CMS's price controls came about as the number of medical goods and services that  increased over the last twenty or so  years ( more diagnostic tests,more medications,etc) met up with the increasing demand brought about mainly by the other people's money factor and reaching some tipping point in which the government moved into an effort to control costs.

 Economics 101 texts tell us that price ceilings create shortages,degradation of quality,wasted time and cost of waiting in lines and  mis-allocations of resources.

Advocates of a single payer and central planning in medical care sometimes conflate FFS and the market economy. One cannot deny that the current FFS situation in primary care medicine has much to be desired but it is because the market has been distorted by price controls and the fact that for a large segment of the patient population folks are paying for care with other people's money. Neither of those factors is likely to go away in this country any time soon..Actually both will likely increase.

But there can be a workaround.

Fortunately, at least for now, people can still operate to some degree outside of this system and contract with physicians for primary care with a retainer payment arrangement.Here there is no price control and the patient is not spending other people's money.

The fee for service in primary care medicine is not your father's or grandfather's fee for service.It is not the case that fee for service cannot work with medical care even now.
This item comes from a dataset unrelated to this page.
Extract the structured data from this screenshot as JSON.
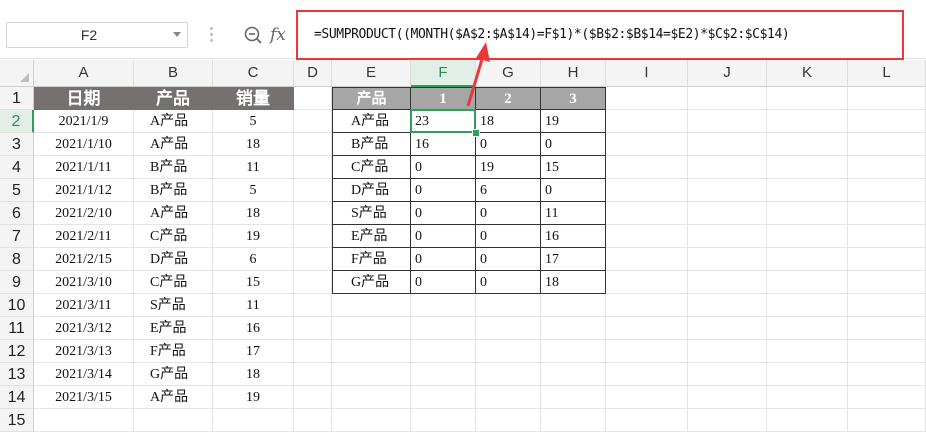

Cases in point are cosmetic surgery and refractive eye surgery and more recently the growing market for retainer medicine.are example of FFSs in regard to medical care working out  reasonably well.

If price controls were placed on retainer medicine retainer fees we would see the same negatives that we see now with primary care with price controls. It's the price controls, stupid.

The economist Russ Roberts of the Hoover Institute said the following in his novel, The Price of Everything.A parable of  Possibility and Prosperity :

"Know that there is no free lunch. Play with prices and you will bring disorder.You will loose the benefits of the flow of knowledge and resources that  prices choreograph without a choreographer."

2 comments:

Michel Accad said...

James,

I wrote a little piece on "information asymmetry" in medicine last year (key words Mayo and laissez-faire will get you there). You may find it of interest; it was picked up by the folks at mises.org also.

You are correct that third-party payment is mostly responsible for healthcare cost inflation, but this is primarily an ideological war. Those on the other side couldn't care less about economics.

There is an Oct 1 NYT article (where else?!) that warns that docs refusing insurance payment will be responsible for decrease access and increased costs, and that patients who see them should check their pockets when leaving the exam room. That tells you the level of interest in understanding the root cause of the problem...

james gaulte said...

Michel,
Thanks and here is the link to your Mises.org article http://mises.org/daily/5582/The-Mayo-Clinic-and-the-Free-Market for those who might like to read it.You are correct that the advocates of central planning of medicine couldn't care about economics.The leaders at ACP act as if they believe that value is an objective characteristic of a thing and not the subjective "importance that we first attribute to the satisfaction of our needs". Their high value care notion involves experts determining and then comparing QALYs of various methods of care.This alone seems to place their economic knowledge equal to about that found in Europe before the 1870s.